ConvNet architectures

In this part, I will discuss many famous architectures of ConvNet which are employed in image classification throughout the years.

1. AlexNet

It is developed by Alex Krizhevsky and al.. It was submitted to the ImageNet Challenge in 2012 and really made an echo in Deep Learning society by its superiority in the contest. In fact, it is pretty similar to the famous LeNet but bigger and deeper.

Furthermore, it introduced local response normalization to improve the performance and some techniques like data augmentation or dropout to enhance the generalization. Also, it provides us an implementation technique to carry out the training in limited hardware.

Detail of AlexNet architecture used in ImageNet Challenge:

There are 8 main layers in AlexNet: the first five layer are Convolutional Layer and their dependencies.
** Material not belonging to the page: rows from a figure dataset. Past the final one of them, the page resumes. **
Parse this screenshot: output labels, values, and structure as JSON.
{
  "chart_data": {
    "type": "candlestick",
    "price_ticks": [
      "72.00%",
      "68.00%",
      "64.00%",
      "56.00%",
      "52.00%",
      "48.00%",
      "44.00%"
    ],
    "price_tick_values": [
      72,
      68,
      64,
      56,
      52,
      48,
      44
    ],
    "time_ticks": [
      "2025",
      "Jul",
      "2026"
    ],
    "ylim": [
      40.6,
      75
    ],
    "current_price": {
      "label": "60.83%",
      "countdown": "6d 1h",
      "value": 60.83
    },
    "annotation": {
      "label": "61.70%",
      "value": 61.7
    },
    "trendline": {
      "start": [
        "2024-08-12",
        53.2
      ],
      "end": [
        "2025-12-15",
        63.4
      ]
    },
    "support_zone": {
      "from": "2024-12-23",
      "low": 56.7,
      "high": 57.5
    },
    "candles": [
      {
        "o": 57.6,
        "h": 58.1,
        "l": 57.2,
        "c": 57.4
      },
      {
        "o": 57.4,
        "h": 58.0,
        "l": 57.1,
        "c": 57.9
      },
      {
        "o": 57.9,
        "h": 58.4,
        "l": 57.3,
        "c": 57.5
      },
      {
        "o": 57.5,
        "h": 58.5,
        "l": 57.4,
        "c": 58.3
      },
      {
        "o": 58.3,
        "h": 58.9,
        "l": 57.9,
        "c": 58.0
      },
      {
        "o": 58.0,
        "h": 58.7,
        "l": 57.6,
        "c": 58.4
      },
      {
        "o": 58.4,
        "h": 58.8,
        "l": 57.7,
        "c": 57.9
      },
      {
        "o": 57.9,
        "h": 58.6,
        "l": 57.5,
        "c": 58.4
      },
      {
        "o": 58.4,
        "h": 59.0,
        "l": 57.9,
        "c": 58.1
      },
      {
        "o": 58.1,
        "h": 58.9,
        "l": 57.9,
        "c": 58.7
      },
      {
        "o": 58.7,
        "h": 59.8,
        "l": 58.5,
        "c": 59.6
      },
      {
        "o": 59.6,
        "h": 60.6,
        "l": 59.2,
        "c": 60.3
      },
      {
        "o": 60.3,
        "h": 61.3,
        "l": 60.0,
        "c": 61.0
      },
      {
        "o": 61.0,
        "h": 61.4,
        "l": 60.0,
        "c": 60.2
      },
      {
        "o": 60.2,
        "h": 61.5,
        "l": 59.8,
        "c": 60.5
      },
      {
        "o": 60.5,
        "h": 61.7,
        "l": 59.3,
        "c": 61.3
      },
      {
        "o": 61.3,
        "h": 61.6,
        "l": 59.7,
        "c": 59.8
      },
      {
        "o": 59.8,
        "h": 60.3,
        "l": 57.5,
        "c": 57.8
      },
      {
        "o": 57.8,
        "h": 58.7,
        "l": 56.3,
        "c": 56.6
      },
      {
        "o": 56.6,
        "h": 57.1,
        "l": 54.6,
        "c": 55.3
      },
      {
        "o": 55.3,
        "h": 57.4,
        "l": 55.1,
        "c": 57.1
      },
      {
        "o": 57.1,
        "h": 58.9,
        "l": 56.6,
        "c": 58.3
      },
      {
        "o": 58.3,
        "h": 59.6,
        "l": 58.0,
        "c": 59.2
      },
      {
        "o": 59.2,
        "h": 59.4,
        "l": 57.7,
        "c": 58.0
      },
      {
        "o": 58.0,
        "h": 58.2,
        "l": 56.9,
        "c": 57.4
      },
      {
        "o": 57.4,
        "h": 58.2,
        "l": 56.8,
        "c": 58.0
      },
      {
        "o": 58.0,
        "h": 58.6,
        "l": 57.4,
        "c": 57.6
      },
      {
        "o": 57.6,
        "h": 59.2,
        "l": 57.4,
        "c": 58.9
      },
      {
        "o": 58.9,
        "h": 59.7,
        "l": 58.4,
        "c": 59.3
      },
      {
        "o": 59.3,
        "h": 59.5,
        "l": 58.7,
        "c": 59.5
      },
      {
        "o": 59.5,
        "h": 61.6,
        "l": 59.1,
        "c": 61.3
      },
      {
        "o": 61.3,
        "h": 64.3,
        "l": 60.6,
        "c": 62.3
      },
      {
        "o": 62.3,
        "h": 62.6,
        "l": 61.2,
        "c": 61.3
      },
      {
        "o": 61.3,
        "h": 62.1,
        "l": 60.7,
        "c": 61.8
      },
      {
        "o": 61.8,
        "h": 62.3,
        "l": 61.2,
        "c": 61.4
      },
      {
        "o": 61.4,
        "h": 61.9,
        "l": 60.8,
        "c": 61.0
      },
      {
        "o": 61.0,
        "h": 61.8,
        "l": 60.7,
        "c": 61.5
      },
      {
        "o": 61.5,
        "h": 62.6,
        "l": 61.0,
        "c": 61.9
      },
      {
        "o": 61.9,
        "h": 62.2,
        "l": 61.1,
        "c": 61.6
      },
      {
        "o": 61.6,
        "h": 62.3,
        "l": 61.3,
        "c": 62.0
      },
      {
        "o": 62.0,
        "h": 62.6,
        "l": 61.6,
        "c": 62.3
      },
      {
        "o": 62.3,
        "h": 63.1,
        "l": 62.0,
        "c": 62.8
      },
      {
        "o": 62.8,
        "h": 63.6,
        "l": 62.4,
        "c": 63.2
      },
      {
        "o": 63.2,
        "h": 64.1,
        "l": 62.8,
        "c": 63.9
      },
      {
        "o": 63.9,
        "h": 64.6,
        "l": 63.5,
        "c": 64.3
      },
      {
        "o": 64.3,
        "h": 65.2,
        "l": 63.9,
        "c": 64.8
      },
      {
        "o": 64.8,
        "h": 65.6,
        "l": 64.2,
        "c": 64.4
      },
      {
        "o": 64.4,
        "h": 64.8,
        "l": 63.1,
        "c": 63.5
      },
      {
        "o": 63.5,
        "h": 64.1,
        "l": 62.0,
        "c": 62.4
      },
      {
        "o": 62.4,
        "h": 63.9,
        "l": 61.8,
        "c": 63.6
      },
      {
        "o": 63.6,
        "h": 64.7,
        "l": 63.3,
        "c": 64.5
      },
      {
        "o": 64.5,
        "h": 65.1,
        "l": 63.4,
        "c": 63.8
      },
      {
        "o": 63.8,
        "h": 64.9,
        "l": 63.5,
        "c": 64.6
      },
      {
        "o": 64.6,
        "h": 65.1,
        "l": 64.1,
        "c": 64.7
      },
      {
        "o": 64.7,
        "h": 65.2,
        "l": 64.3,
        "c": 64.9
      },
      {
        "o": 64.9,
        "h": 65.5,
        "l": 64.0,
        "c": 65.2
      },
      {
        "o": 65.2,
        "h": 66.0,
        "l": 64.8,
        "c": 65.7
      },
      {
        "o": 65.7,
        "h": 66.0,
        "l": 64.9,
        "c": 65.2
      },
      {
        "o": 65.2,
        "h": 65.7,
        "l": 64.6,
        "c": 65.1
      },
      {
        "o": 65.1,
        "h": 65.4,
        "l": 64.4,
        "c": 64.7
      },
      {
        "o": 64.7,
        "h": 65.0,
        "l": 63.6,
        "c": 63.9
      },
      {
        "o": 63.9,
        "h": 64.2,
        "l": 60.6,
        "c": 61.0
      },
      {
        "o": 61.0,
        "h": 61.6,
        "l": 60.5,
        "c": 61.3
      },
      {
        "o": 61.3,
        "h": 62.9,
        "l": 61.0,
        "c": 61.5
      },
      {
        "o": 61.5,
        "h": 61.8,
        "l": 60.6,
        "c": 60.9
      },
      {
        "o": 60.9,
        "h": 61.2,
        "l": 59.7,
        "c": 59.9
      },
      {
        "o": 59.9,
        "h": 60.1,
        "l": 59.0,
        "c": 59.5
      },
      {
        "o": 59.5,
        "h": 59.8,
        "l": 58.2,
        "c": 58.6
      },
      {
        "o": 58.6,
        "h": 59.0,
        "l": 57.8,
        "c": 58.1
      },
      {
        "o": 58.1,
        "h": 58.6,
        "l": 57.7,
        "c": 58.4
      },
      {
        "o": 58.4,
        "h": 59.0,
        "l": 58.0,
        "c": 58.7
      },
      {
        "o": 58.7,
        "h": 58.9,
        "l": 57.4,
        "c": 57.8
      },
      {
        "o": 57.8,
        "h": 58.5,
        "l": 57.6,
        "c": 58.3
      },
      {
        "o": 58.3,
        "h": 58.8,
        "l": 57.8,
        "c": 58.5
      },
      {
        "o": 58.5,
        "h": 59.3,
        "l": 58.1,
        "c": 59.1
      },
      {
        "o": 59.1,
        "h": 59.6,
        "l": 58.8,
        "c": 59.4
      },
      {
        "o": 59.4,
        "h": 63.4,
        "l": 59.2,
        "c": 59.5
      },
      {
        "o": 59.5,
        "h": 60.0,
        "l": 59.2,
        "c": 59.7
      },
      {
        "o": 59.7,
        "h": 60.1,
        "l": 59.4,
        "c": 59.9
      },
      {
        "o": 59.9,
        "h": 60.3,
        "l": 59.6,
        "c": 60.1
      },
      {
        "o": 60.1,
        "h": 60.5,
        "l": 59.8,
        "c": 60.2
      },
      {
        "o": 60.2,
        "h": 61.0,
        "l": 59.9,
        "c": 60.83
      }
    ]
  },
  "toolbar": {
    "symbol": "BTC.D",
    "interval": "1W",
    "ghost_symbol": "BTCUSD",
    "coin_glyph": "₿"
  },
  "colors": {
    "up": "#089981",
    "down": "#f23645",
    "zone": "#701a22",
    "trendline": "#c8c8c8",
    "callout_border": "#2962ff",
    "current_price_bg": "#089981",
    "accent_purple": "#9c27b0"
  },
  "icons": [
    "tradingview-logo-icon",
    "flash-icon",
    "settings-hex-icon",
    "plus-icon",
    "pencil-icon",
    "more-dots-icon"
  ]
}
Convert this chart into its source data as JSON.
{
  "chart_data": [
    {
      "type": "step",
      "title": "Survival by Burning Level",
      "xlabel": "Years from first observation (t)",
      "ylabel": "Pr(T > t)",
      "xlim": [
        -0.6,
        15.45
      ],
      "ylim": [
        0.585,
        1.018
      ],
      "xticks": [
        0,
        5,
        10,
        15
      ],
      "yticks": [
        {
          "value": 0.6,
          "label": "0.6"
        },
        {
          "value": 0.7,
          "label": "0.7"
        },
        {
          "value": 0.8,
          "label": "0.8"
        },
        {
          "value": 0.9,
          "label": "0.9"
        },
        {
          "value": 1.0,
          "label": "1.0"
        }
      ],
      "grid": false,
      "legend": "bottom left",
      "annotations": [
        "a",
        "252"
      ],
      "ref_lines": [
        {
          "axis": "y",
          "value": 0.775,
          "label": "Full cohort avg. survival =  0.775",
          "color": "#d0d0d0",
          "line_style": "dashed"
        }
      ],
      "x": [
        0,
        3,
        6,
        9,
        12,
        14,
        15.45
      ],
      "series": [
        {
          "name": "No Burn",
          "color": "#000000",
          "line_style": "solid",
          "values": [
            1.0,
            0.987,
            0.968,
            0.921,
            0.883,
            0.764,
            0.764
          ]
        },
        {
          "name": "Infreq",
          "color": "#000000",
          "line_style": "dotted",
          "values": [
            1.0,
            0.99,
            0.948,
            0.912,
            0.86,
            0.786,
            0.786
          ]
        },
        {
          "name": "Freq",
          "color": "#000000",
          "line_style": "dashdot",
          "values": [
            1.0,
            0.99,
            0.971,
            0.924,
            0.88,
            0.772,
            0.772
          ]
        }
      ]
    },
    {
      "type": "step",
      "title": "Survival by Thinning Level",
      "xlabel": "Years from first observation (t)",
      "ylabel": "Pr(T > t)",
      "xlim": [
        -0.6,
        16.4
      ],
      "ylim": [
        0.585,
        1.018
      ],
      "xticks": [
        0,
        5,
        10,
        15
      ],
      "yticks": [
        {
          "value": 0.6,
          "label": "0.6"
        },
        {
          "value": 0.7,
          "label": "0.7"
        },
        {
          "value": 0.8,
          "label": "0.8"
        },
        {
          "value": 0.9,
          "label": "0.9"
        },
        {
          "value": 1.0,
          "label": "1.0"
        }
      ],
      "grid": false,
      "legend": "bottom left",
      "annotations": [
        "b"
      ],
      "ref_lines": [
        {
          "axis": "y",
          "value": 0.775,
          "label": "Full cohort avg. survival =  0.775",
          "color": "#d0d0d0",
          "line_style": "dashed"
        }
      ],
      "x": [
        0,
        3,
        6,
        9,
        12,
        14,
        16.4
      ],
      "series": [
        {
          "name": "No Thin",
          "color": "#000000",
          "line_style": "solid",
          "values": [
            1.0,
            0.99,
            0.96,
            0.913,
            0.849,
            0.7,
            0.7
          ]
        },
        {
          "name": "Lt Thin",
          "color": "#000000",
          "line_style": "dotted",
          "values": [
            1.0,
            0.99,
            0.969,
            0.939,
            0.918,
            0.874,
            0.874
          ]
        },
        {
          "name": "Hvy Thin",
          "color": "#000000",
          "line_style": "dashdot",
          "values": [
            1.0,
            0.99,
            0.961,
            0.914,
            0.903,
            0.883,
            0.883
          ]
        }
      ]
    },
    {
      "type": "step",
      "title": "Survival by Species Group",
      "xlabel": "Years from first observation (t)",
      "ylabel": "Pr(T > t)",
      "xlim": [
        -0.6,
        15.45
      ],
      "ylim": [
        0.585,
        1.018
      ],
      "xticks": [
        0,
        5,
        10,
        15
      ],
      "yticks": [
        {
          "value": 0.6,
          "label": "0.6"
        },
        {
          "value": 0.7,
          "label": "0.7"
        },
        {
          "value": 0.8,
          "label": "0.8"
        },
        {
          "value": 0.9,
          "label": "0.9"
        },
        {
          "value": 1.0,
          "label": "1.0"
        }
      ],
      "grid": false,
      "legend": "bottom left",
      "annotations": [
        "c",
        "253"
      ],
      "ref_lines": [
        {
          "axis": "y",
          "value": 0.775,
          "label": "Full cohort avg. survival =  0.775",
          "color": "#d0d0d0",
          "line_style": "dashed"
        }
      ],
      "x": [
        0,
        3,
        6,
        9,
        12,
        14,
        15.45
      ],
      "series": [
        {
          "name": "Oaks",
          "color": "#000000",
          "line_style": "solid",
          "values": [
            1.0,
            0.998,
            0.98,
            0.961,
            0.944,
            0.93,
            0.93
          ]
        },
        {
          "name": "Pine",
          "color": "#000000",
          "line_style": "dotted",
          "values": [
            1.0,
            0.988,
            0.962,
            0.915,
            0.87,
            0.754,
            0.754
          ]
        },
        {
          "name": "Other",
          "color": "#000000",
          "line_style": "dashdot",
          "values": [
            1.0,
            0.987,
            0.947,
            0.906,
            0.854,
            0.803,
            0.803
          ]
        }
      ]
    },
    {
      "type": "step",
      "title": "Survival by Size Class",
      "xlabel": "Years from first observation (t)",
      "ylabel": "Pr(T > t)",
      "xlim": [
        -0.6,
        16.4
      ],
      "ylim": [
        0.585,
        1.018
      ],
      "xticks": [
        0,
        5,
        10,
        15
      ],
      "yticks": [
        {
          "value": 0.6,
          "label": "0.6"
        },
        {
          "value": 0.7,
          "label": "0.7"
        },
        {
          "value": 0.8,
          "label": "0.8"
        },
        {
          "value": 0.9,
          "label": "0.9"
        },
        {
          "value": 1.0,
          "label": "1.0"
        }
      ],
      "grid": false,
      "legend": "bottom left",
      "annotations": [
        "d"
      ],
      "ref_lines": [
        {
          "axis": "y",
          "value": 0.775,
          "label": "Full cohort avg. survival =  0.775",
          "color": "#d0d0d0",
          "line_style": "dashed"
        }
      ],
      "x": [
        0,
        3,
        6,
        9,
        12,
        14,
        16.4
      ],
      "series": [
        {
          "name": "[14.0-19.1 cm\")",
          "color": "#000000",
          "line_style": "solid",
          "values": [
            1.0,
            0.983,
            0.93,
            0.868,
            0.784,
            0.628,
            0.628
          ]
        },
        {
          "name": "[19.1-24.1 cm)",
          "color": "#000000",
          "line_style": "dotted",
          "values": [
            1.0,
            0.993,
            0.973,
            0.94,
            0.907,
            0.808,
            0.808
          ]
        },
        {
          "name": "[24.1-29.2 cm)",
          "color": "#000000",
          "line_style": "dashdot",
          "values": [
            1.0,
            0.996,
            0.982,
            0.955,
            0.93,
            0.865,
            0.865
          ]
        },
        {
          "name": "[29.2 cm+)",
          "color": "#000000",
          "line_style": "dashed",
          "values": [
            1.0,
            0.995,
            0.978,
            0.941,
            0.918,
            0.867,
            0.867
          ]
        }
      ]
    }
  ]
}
The remaining three layers are the fully-connected layer. The outputs of the last fully-connected layer are brought to 1000-way soft-max classifier.
The kernel of the second, fourth and fifth convolutional layer are connected to the kernel from the previous layer. Local response normalization follows only the first two convolutional layer. Max pooling operation follows both normalization layer and the fifth convolution layer. ReLU non-linearity is applied to every output of convolutional layer and fully connected layer.

AlexNet Architecture Source

One thing to notice: The above architecture is suitable for ImageNet whose size is large, for other datasets like MNIST or CIFAR10, we have to reduce some layers to avoid Vanish Gradient.

Source code for AlexNet:

with tf.device('/gpu:0'):
    with tf.variable_scope('1st_conv'):
        net = slim.conv2d(images, num_outputs=96, kernel_size=[7, 7], stride=1)
        net = conv_2d(images, 96, [7, 7], [1, 1])
        net = tf.nn.lrn(net, alpha=1.e-3, beta=0.75, bias=2)
        net = max_pooling(net, [2, 2], [1, 1])
    with tf.variable_scope('2nd_conv'):
        net = slim.conv2d(net, num_outputs=256, kernel_size=[5, 5], stride=2)
        net = conv_2d(net, 256, [3, 3], [2, 2])
        net = tf.nn.lrn(net, alpha=1.e-3, beta=0.75, bias=2)
        net = max_pooling(net, [2, 2], [1, 1])
    with tf.variable_scope('3rd_conv'):
        net = slim.conv2d(net, num_outputs=384, kernel_size=[3, 3], stride=2)
        net = conv_2d(net, 384, [3, 3], [2, 2])
        net = tf.nn.lrn(net, alpha=1.e-3, beta=0.75, bias=2)
        net = max_pooling(net, [2, 2], [1, 1])
        net = fully_connected(net, 2048, activation=None)
        net = slim.fully_connected(net, num_outputs=4096, activation_fn=None)
    with tf.variable_scope('1st_bn'):
        net = batch_norm(net, mode='train')
        net = slim.batch_norm(net)
        net = tf.nn.tanh(net)
        net = slim.fully_connected(net, num_outputs=2048, activation_fn=None)
        net = fully_connected(net, 2048, activation=None)
    with tf.variable_scope('2nd_bn'):
        # net = batch_norm(net, mode='train')
        net = slim.batch_norm(net)
    net = tf.nn.tanh(net)
    net = fully_connected(net, 10, activation='None')
    net = slim.fully_connected(net, num_outputs=10, activation_fn=None)
    loss_op = tf.nn.sparse_softmax_cross_entropy_with_logits(
        labels=labels,
        logits=net
    )

Its detailed architecture can be found in the paper ImageNet Classification with Deep Convolutional Neural Networks.

2. VGG-Net

This architecture is, from my point of view, a deeper version of AlexNet. Its main contribution is that a better performance of the network can be achieved by simply increasing its layers for more sophisticated representation. Furthermore, VGG-style strategy of repeating layers of the same shape helps for isolating a few factors and extending to any large number of transformation. This strategy is inherited profoundly by ResNext.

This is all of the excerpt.